I could already smell the bread baking across the square.
“I’m up,” I told her.
“Sure you are.” She chuckled. “I saved you some muffins for breakfast. Those Peterson kids eat enough for an army.”
Mrs. Brooks always has my back.
I rolled out of my cot, banging my cast on the dresser that doubles for my desk. Our shack is a definite improvement over living in our car, but I still miss a real, person-sized bed. I pulled on the cleanest-smelling T-shirt I could find out of the pile on the floor, fed Mr. Mao, and wrestled a shopping cart out to the woodpile.
Sometimes we used salvage wood, the stuff we’d ripped out of old houses that was too damaged to use again. Today we had proper logs for the bake ovens. A guy traded us a truckload for some bathroom fixtures and a half-dozen loaves of rosemary garlic sourdough. Mrs. Brooks has connections.
I wheeled the cart over to the pavilion and told Mrs. Brooks I’d get the rest after school.
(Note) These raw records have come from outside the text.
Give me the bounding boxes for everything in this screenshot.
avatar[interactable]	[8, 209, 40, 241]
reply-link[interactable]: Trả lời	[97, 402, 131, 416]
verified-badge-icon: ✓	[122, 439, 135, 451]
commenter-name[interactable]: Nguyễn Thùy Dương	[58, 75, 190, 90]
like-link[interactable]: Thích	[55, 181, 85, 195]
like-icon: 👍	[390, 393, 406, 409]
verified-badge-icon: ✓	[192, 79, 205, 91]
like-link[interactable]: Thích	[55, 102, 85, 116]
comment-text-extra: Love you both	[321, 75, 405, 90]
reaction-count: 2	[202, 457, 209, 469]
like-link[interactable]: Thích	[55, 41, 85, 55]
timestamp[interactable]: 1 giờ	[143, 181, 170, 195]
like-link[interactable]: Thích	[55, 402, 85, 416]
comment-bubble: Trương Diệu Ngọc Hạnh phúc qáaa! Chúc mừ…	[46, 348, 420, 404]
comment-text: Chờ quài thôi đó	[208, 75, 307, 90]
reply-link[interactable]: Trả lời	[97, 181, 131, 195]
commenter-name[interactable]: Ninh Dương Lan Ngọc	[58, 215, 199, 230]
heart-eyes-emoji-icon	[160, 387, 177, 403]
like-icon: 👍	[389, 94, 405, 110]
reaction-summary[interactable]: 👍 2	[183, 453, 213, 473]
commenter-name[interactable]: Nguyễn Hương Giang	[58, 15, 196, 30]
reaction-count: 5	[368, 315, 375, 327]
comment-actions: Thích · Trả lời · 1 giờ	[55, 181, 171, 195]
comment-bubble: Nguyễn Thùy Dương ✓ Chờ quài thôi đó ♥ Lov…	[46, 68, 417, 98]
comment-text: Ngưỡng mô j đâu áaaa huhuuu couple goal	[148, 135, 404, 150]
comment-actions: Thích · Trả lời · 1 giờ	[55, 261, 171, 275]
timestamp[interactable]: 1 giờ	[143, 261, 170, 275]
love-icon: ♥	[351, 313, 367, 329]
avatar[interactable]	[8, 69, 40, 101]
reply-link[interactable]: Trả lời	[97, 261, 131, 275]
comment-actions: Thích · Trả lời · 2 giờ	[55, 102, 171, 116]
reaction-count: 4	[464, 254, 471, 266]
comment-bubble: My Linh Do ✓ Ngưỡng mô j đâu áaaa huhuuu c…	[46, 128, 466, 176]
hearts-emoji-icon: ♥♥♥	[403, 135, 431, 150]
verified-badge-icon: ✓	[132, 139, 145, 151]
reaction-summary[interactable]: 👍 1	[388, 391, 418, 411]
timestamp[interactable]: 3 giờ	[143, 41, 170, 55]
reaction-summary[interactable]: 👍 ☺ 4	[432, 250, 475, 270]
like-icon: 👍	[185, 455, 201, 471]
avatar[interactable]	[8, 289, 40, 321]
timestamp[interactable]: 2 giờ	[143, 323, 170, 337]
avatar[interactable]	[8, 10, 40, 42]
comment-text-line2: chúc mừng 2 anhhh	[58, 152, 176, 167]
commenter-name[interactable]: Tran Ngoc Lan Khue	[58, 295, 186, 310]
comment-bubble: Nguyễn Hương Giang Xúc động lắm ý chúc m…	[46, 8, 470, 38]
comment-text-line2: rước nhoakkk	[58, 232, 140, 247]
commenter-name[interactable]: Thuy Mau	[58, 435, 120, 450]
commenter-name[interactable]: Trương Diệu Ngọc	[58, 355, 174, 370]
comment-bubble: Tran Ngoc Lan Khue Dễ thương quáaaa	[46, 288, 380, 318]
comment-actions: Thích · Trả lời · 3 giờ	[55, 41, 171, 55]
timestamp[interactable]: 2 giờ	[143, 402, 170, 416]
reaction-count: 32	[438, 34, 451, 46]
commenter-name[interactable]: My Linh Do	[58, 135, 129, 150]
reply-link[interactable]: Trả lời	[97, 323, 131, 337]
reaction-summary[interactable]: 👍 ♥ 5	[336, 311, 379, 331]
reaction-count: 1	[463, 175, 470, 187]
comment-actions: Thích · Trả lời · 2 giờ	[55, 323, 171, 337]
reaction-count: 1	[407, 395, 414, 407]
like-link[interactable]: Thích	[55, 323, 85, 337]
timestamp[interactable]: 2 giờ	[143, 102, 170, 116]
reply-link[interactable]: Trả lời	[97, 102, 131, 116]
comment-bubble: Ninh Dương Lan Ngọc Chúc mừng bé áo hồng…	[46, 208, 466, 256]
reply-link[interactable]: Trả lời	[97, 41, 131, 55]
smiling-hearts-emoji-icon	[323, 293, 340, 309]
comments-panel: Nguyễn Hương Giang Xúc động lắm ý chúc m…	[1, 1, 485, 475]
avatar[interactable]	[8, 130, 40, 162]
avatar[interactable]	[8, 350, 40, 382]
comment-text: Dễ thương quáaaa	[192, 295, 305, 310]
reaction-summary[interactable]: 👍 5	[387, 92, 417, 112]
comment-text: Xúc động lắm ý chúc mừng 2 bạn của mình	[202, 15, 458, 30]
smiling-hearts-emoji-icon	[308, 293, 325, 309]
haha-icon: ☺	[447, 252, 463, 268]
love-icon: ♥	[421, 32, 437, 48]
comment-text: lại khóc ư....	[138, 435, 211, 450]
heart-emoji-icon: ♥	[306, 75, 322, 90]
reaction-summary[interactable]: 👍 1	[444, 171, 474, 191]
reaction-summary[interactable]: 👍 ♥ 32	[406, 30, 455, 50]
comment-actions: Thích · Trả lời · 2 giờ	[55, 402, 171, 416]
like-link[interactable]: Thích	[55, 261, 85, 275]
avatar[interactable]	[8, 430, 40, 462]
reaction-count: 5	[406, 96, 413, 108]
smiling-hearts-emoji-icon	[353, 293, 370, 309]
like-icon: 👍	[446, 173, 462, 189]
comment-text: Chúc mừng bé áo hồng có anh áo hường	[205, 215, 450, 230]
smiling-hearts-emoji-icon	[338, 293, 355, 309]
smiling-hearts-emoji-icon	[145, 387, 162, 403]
“Sure you will,” she said, nodding. She handed me a warm paper bag filled with blueberry muffins and a to-go cup of coffee. The smell of the blueberries and the coffee (and that little dash of
vanilla the old lady dabbed on her wrists every morning) was the smell of pure love.
“Marry me, Mrs. Brooks,” I said as I slung my bag over my shoulder.
“Get to school, child,” she said, this time not so stern. She pointed toward the gate.